Part B – Medical Insurance
Part B medical insurance covers doctor, outpatient hospital, home health and preventive services, as well as other services Part A does not cover. You can choose if you want to enroll in Part B. Most people must pay a monthly premium to receive coverage. (This premium may be paid by other individuals or organizations if you qualify.) The premium amount may change from year to year and is based on annual income.
Part C – Medicare Advantage
Part C Medicare Advantage plans are paid by Medicare to administer health care coverage to people with Medicare. These plans must offer all the benefits of Medicare, but they can provide additional benefits and lower your out-of-pocket costs. Most Medicare Advantage plans also include Part D prescription drug coverage. To join a Part C Medicare Advantage plan, you must be enrolled in Medicare parts A and B.

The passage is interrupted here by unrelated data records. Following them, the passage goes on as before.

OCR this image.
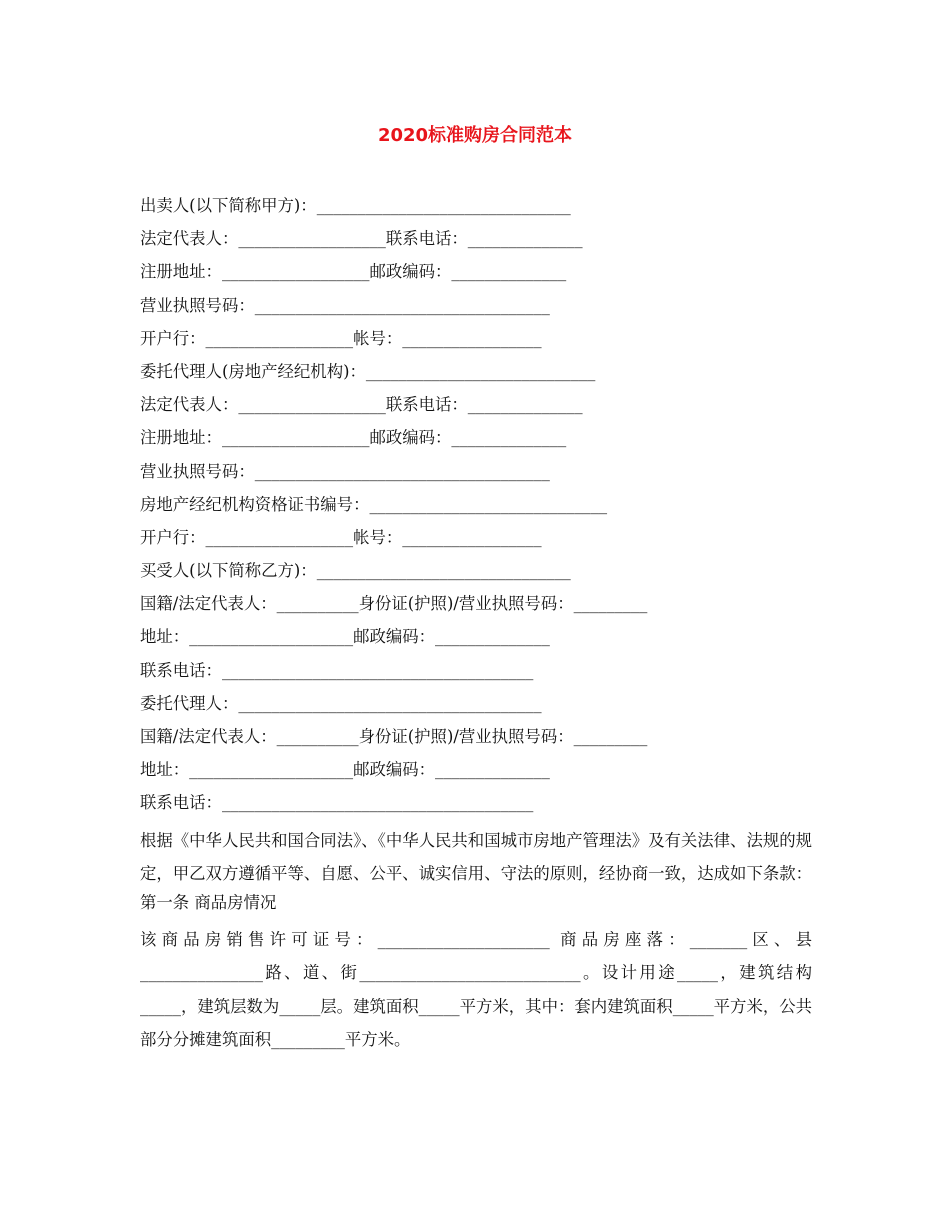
2020标准购房合同范本
出卖人(以下简称甲方)：_______________________________
法定代表人：__________________联系电话：______________
注册地址：__________________邮政编码：______________
营业执照号码：____________________________________
开户行：__________________帐号：_________________
委托代理人(房地产经纪机构)：____________________________
法定代表人：__________________联系电话：______________
注册地址：__________________邮政编码：______________
营业执照号码：____________________________________
房地产经纪机构资格证书编号：_____________________________
开户行：__________________帐号：_________________
买受人(以下简称乙方)：_______________________________
国籍/法定代表人：__________身份证(护照)/营业执照号码：_________
地址：____________________邮政编码：______________
联系电话：______________________________________
委托代理人：_____________________________________
国籍/法定代表人：__________身份证(护照)/营业执照号码：_________
地址：____________________邮政编码：______________
联系电话：______________________________________
根据《中华人民共和国合同法》、《中华人民共和国城市房地产管理法》及有关法律、法规的规定，甲乙双方遵循平等、自愿、公平、诚实信用、守法的原则，经协商一致，达成如下条款：
第一条 商品房情况
该商品房销售许可证号：_____________________ 商品房座落：_______区、县_______________路、道、街___________________________。设计用途_____，建筑结构_____，建筑层数为_____层。建筑面积_____平方米，其中：套内建筑面积_____平方米，公共部分分摊建筑面积_________平方米。
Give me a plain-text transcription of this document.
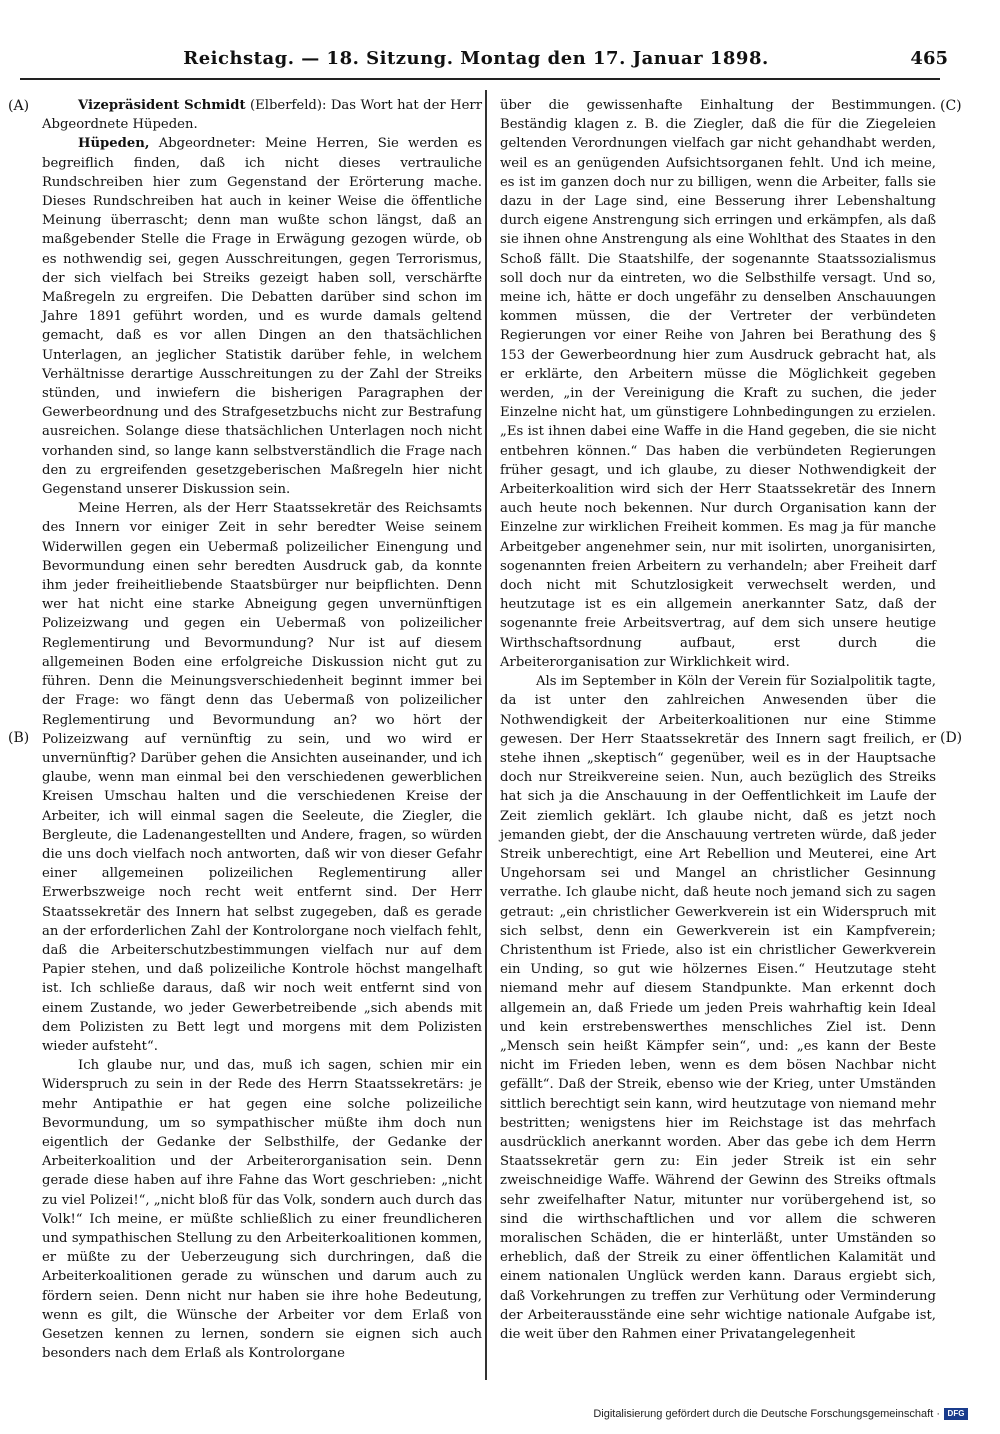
Reichstag. — 18. Sitzung. Montag den 17. Januar 1898.	465
(A)
(B)
(C)
(D)

Vizepräsident Schmidt (Elberfeld): Das Wort hat der Herr Abgeordnete Hüpeden.

Hüpeden, Abgeordneter: Meine Herren, Sie werden es begreiflich finden, daß ich nicht dieses vertrauliche Rundschreiben hier zum Gegenstand der Erörterung mache. Dieses Rundschreiben hat auch in keiner Weise die öffentliche Meinung überrascht; denn man wußte schon längst, daß an maßgebender Stelle die Frage in Erwägung gezogen würde, ob es nothwendig sei, gegen Ausschreitungen, gegen Terrorismus, der sich vielfach bei Streiks gezeigt haben soll, verschärfte Maßregeln zu ergreifen. Die Debatten darüber sind schon im Jahre 1891 geführt worden, und es wurde damals geltend gemacht, daß es vor allen Dingen an den thatsächlichen Unterlagen, an jeglicher Statistik darüber fehle, in welchem Verhältnisse derartige Ausschreitungen zu der Zahl der Streiks stünden, und inwiefern die bisherigen Paragraphen der Gewerbeordnung und des Strafgesetzbuchs nicht zur Bestrafung ausreichen. Solange diese thatsächlichen Unterlagen noch nicht vorhanden sind, so lange kann selbstverständlich die Frage nach den zu ergreifenden gesetzgeberischen Maßregeln hier nicht Gegenstand unserer Diskussion sein.

Meine Herren, als der Herr Staatssekretär des Reichsamts des Innern vor einiger Zeit in sehr beredter Weise seinem Widerwillen gegen ein Uebermaß polizeilicher Einengung und Bevormundung einen sehr beredten Ausdruck gab, da konnte ihm jeder freiheitliebende Staatsbürger nur beipflichten. Denn wer hat nicht eine starke Abneigung gegen unvernünftigen Polizeizwang und gegen ein Uebermaß von polizeilicher Reglementirung und Bevormundung? Nur ist auf diesem allgemeinen Boden eine erfolgreiche Diskussion nicht gut zu führen. Denn die Meinungsverschiedenheit beginnt immer bei der Frage: wo fängt denn das Uebermaß von polizeilicher Reglementirung und Bevormundung an? wo hört der Polizeizwang auf vernünftig zu sein, und wo wird er unvernünftig? Darüber gehen die Ansichten auseinander, und ich glaube, wenn man einmal bei den verschiedenen gewerblichen Kreisen Umschau halten und die verschiedenen Kreise der Arbeiter, ich will einmal sagen die Seeleute, die Ziegler, die Bergleute, die Ladenangestellten und Andere, fragen, so würden die uns doch vielfach noch antworten, daß wir von dieser Gefahr einer allgemeinen polizeilichen Reglementirung aller Erwerbszweige noch recht weit entfernt sind. Der Herr Staatssekretär des Innern hat selbst zugegeben, daß es gerade an der erforderlichen Zahl der Kontrolorgane noch vielfach fehlt, daß die Arbeiterschutzbestimmungen vielfach nur auf dem Papier stehen, und daß polizeiliche Kontrole höchst mangelhaft ist. Ich schließe daraus, daß wir noch weit entfernt sind von einem Zustande, wo jeder Gewerbetreibende „sich abends mit dem Polizisten zu Bett legt und morgens mit dem Polizisten wieder aufsteht“.

Ich glaube nur, und das, muß ich sagen, schien mir ein Widerspruch zu sein in der Rede des Herrn Staatssekretärs: je mehr Antipathie er hat gegen eine solche polizeiliche Bevormundung, um so sympathischer müßte ihm doch nun eigentlich der Gedanke der Selbsthilfe, der Gedanke der Arbeiterkoalition und der Arbeiterorganisation sein. Denn gerade diese haben auf ihre Fahne das Wort geschrieben: „nicht zu viel Polizei!“, „nicht bloß für das Volk, sondern auch durch das Volk!“ Ich meine, er müßte schließlich zu einer freundlicheren und sympathischen Stellung zu den Arbeiterkoalitionen kommen, er müßte zu der Ueberzeugung sich durchringen, daß die Arbeiterkoalitionen gerade zu wünschen und darum auch zu fördern seien. Denn nicht nur haben sie ihre hohe Bedeutung, wenn es gilt, die Wünsche der Arbeiter vor dem Erlaß von Gesetzen kennen zu lernen, sondern sie eignen sich auch besonders nach dem Erlaß als Kontrolorgane

über die gewissenhafte Einhaltung der Bestimmungen. Beständig klagen z. B. die Ziegler, daß die für die Ziegeleien geltenden Verordnungen vielfach gar nicht gehandhabt werden, weil es an genügenden Aufsichtsorganen fehlt. Und ich meine, es ist im ganzen doch nur zu billigen, wenn die Arbeiter, falls sie dazu in der Lage sind, eine Besserung ihrer Lebenshaltung durch eigene Anstrengung sich erringen und erkämpfen, als daß sie ihnen ohne Anstrengung als eine Wohlthat des Staates in den Schoß fällt. Die Staatshilfe, der sogenannte Staatssozialismus soll doch nur da eintreten, wo die Selbsthilfe versagt. Und so, meine ich, hätte er doch ungefähr zu denselben Anschauungen kommen müssen, die der Vertreter der verbündeten Regierungen vor einer Reihe von Jahren bei Berathung des § 153 der Gewerbeordnung hier zum Ausdruck gebracht hat, als er erklärte, den Arbeitern müsse die Möglichkeit gegeben werden, „in der Vereinigung die Kraft zu suchen, die jeder Einzelne nicht hat, um günstigere Lohnbedingungen zu erzielen. „Es ist ihnen dabei eine Waffe in die Hand gegeben, die sie nicht entbehren können.“ Das haben die verbündeten Regierungen früher gesagt, und ich glaube, zu dieser Nothwendigkeit der Arbeiterkoalition wird sich der Herr Staatssekretär des Innern auch heute noch bekennen. Nur durch Organisation kann der Einzelne zur wirklichen Freiheit kommen. Es mag ja für manche Arbeitgeber angenehmer sein, nur mit isolirten, unorganisirten, sogenannten freien Arbeitern zu verhandeln; aber Freiheit darf doch nicht mit Schutzlosigkeit verwechselt werden, und heutzutage ist es ein allgemein anerkannter Satz, daß der sogenannte freie Arbeitsvertrag, auf dem sich unsere heutige Wirthschaftsordnung aufbaut, erst durch die Arbeiterorganisation zur Wirklichkeit wird.

Als im September in Köln der Verein für Sozialpolitik tagte, da ist unter den zahlreichen Anwesenden über die Nothwendigkeit der Arbeiterkoalitionen nur eine Stimme gewesen. Der Herr Staatssekretär des Innern sagt freilich, er stehe ihnen „skeptisch“ gegenüber, weil es in der Hauptsache doch nur Streikvereine seien. Nun, auch bezüglich des Streiks hat sich ja die Anschauung in der Oeffentlichkeit im Laufe der Zeit ziemlich geklärt. Ich glaube nicht, daß es jetzt noch jemanden giebt, der die Anschauung vertreten würde, daß jeder Streik unberechtigt, eine Art Rebellion und Meuterei, eine Art Ungehorsam sei und Mangel an christlicher Gesinnung verrathe. Ich glaube nicht, daß heute noch jemand sich zu sagen getraut: „ein christlicher Gewerkverein ist ein Widerspruch mit sich selbst, denn ein Gewerkverein ist ein Kampfverein; Christenthum ist Friede, also ist ein christlicher Gewerkverein ein Unding, so gut wie hölzernes Eisen.“ Heutzutage steht niemand mehr auf diesem Standpunkte. Man erkennt doch allgemein an, daß Friede um jeden Preis wahrhaftig kein Ideal und kein erstrebenswerthes menschliches Ziel ist. Denn „Mensch sein heißt Kämpfer sein“, und: „es kann der Beste nicht im Frieden leben, wenn es dem bösen Nachbar nicht gefällt“. Daß der Streik, ebenso wie der Krieg, unter Umständen sittlich berechtigt sein kann, wird heutzutage von niemand mehr bestritten; wenigstens hier im Reichstage ist das mehrfach ausdrücklich anerkannt worden. Aber das gebe ich dem Herrn Staatssekretär gern zu: Ein jeder Streik ist ein sehr zweischneidige Waffe. Während der Gewinn des Streiks oftmals sehr zweifelhafter Natur, mitunter nur vorübergehend ist, so sind die wirthschaftlichen und vor allem die schweren moralischen Schäden, die er hinterläßt, unter Umständen so erheblich, daß der Streik zu einer öffentlichen Kalamität und einem nationalen Unglück werden kann. Daraus ergiebt sich, daß Vorkehrungen zu treffen zur Verhütung oder Verminderung der Arbeiterausstände eine sehr wichtige nationale Aufgabe ist, die weit über den Rahmen einer Privatangelegenheit

Digitalisierung gefördert durch die Deutsche Forschungsgemeinschaft · DFG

Peoples Health is a Medicare Advantage organization that offers Medicare Advantage plans. Click here to learn more about Medicare Advantage plans and how they work.
Part D – Drug Coverage
Part D outpatient prescription drug coverage is optional coverage provided by private health insurance plans that contract with Medicare. Part D covers prescription drug costs and can be received by itself through a stand-alone prescription drug plan or through a Medicare Advantage prescription drug plan. Depending on the plan, there may be a premium associated with Part D prescription drug coverage. Plans can offer a “standard” benefit defined by law (or an equivalent benefit), which has a deductible, coinsurance payments and “the coverage gap” (also called “the doughnut hole”). Plans may also offer enhanced Part D coverage, which means there may be no deductible, drug costs may be lower or there may be partial coverage in the coverage gap.
What is Medicare supplemental insurance or a Medigap policy?
Supplemental insurance helps fill in the “gaps” for medical care that may not be covered by Medicare. It assists beneficiaries with costs for coinsurance, copays and deductibles. There is usually an additional premium that must be paid for supplemental insurance.